In October 2015, the Haidar (IMO 9083067) ship was docked at Vila do Conde, Barcarena, on the Para River, where it was loaded with 5,000 live cattle. The animals were to be shipped to Venezuela.
Once loaded, the ship began to list, which was exacerbated by movement of the cattle on board. Within hours, on the morning of 6 October 2015, the ship had sunk. The sinking released an estimated 700,000 litres of diesel and other polluting residues, including animal feed.
Around 500 cattle escaped the hold, but only 100 survived. Hundreds of carcases washed up on nearby beaches, while the remaining cattle were trapped within the sunken ship.
Containment barriers could not withstand the pressure exerted by hundreds of decomposing animal carcasses and they ruptured, releasing additional oil pollution as well as the hundreds of floating animal carcasses.
The State Environment Agency (SEMAS) and the Brazilian Institute of the Environment (IBAMA) sent notifications to Minerva SA, including demands that the company present an emergency plan for the removal of the carcasses and take immediate action to remove the pollutants the ship was leaking.
It was not until 18 October 2015 that contractors started to extract some of the remaining oil from the ship and to remove carcasses from the beaches.
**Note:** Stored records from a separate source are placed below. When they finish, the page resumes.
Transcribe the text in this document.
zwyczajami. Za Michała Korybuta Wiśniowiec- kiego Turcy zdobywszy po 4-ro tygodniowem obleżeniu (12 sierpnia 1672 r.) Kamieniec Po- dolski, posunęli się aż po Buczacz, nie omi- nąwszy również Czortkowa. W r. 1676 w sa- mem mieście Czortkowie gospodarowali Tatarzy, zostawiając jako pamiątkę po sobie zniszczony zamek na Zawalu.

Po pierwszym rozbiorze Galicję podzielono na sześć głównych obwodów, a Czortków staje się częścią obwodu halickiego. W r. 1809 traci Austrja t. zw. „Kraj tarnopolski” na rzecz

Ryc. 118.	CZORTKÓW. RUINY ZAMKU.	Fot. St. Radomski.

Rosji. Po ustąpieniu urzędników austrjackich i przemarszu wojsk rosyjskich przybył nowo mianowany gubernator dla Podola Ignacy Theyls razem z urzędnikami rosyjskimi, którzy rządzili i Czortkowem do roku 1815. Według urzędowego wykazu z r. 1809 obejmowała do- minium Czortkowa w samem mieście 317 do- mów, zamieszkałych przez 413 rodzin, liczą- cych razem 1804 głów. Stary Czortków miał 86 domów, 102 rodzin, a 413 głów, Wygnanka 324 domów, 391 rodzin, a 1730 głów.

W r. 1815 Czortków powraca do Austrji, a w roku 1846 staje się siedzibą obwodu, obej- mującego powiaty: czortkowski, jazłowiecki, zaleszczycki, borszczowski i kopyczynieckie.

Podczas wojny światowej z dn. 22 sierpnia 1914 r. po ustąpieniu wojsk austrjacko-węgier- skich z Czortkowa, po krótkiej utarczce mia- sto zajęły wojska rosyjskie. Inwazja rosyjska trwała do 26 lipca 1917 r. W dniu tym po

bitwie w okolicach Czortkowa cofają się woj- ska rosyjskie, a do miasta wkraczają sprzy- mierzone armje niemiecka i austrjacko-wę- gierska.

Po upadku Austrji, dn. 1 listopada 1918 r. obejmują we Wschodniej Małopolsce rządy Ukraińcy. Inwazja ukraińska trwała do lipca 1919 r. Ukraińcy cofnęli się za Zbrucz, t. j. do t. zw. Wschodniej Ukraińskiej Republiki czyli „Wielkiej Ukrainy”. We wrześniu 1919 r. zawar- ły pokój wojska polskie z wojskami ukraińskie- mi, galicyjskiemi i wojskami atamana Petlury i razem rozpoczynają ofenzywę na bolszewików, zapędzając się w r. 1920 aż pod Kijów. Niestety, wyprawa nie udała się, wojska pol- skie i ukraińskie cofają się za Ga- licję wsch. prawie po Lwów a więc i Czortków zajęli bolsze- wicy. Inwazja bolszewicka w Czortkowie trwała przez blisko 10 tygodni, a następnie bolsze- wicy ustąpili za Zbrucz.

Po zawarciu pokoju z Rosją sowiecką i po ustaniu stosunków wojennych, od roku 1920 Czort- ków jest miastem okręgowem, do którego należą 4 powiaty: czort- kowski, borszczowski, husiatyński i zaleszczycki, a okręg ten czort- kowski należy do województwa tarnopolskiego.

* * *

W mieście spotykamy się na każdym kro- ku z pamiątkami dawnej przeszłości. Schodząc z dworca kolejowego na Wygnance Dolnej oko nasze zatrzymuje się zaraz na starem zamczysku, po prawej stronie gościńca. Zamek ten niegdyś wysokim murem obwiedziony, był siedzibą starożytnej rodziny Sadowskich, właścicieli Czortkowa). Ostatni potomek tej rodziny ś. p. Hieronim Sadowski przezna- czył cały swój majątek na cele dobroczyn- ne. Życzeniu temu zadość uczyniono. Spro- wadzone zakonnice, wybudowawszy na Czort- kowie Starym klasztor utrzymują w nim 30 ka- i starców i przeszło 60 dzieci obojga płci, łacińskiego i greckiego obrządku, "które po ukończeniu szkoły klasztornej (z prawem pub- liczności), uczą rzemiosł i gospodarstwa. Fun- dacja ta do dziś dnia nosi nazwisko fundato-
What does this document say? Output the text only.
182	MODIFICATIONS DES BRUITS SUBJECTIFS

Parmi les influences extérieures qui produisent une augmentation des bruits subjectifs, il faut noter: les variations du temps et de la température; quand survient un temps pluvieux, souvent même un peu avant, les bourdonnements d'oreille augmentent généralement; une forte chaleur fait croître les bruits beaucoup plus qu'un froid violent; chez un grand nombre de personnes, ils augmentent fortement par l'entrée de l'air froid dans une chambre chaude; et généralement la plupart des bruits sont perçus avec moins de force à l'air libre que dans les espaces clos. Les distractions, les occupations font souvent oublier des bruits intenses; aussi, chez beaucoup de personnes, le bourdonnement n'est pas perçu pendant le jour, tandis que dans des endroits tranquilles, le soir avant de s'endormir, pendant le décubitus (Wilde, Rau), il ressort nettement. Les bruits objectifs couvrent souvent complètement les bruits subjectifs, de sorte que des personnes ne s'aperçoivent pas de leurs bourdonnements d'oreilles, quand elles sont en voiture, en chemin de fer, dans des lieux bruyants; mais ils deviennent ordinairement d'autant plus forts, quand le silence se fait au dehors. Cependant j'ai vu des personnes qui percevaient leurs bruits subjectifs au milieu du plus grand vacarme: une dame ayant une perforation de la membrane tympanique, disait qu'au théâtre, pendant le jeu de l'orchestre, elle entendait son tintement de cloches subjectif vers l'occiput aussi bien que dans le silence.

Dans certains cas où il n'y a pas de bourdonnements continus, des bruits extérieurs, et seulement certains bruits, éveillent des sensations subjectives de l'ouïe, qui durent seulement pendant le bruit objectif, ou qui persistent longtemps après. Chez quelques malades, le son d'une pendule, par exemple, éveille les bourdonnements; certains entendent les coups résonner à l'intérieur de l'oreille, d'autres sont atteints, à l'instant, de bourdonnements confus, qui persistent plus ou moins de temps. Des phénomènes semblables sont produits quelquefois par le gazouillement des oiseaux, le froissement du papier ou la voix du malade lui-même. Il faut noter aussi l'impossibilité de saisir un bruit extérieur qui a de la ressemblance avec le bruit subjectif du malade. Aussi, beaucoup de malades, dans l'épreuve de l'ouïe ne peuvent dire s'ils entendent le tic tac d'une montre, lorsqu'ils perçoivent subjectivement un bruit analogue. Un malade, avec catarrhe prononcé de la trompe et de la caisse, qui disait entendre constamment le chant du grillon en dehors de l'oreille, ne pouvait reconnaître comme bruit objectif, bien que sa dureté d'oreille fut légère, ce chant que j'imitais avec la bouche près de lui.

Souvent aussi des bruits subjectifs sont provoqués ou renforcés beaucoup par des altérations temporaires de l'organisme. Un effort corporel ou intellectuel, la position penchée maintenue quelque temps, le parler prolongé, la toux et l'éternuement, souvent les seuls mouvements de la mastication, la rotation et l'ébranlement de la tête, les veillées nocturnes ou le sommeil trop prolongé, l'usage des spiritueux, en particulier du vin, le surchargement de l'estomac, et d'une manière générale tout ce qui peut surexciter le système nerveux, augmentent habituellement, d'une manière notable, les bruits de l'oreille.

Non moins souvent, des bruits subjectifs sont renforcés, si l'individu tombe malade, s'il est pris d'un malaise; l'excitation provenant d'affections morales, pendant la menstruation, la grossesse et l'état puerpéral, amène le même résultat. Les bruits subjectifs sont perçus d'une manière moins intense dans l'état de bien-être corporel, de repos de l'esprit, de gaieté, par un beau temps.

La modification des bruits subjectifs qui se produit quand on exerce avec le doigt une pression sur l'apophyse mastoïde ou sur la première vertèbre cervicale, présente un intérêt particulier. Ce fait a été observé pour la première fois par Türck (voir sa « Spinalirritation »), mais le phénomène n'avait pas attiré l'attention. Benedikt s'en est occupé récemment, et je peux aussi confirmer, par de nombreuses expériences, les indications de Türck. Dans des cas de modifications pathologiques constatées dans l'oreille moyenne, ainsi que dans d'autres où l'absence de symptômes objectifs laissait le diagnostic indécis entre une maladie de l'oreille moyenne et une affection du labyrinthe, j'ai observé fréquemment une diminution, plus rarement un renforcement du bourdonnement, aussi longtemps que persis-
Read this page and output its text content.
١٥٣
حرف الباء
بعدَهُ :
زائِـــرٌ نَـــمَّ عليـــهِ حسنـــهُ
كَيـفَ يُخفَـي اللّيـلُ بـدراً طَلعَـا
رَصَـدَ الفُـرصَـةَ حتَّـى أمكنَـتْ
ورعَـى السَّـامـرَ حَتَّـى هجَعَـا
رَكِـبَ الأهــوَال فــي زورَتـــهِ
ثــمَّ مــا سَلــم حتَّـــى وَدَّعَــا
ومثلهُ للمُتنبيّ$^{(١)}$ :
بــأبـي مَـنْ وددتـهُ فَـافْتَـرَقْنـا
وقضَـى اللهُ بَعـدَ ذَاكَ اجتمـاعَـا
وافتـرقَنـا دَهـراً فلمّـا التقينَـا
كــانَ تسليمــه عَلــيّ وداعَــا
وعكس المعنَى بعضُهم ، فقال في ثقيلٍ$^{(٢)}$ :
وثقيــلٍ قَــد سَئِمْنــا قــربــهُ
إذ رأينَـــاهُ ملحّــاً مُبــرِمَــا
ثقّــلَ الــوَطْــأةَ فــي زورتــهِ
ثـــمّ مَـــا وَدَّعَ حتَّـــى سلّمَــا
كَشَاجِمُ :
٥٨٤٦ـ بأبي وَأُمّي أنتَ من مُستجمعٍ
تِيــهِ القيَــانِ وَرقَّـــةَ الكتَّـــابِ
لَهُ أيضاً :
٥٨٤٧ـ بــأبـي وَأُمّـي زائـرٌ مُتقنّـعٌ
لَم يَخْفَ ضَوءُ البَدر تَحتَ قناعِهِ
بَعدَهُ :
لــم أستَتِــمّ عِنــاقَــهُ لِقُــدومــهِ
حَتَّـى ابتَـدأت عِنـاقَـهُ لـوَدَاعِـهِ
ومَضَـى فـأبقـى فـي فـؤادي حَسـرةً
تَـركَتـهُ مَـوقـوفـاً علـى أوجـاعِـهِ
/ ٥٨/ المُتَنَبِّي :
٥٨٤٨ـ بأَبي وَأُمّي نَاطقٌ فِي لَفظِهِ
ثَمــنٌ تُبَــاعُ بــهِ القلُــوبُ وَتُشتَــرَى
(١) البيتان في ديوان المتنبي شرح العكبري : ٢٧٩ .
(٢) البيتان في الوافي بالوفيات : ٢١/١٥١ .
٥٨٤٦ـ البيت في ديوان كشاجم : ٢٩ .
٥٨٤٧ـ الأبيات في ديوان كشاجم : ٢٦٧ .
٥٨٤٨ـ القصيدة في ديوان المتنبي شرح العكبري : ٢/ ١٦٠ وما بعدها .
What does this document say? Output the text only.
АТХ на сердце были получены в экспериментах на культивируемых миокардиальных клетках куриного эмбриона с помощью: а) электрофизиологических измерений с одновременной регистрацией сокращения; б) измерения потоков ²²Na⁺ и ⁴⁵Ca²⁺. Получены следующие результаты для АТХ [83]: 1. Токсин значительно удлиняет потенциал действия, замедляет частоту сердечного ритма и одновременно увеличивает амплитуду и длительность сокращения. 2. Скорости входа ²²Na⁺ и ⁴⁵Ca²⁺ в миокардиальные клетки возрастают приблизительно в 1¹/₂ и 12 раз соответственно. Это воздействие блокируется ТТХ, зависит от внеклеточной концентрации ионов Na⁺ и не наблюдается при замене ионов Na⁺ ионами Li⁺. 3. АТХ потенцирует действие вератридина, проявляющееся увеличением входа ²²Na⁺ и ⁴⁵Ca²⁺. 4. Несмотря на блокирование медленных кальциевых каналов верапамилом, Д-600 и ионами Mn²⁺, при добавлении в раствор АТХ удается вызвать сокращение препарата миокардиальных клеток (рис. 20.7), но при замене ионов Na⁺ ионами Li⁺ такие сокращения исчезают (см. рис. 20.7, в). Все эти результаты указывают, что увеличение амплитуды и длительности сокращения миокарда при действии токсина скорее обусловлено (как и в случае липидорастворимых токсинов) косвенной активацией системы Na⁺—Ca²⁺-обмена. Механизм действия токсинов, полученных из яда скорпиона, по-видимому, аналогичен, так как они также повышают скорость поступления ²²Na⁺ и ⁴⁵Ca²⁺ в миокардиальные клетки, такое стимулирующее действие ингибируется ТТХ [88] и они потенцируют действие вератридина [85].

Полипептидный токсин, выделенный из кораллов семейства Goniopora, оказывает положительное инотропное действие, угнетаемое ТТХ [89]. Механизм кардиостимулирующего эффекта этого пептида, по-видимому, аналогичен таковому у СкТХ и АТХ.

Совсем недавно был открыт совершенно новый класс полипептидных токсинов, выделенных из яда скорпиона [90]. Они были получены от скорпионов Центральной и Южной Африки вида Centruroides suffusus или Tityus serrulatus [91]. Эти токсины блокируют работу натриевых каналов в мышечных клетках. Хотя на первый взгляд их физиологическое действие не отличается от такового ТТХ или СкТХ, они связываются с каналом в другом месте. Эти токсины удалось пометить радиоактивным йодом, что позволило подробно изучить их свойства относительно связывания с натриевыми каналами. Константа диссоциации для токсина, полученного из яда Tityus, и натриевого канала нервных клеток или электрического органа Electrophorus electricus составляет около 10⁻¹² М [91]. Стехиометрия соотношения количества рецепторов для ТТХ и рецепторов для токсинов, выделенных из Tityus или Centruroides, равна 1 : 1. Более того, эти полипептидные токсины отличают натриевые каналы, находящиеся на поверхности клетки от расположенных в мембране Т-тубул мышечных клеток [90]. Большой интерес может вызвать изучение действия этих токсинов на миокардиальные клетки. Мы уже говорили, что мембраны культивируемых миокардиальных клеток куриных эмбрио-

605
Many of the carcasses were burned in the open, while others were buried in unsuitable locations. No adequate steps were taken to address the pollution arising from the approximately 4,500 carcasses that remained within the ship.
The presence of the Haidar, its on-board pollutants, and the decomposing carcasses has resulted in continuing water pollution and environmental damage. This was most starkly demonstrated by a further significant oil leak from the ship that occurred in December 2018. Despite the risks posed by, the ship remains in the same location to this day.
The claimants, represented by PGMBM, are now seeking damages from Salic UK via the High Court of England and Wales, including material damages arising from the destruction and devaluation of fish stocks and the pollution of water and beaches, personal injury, damage to property, and economic loss.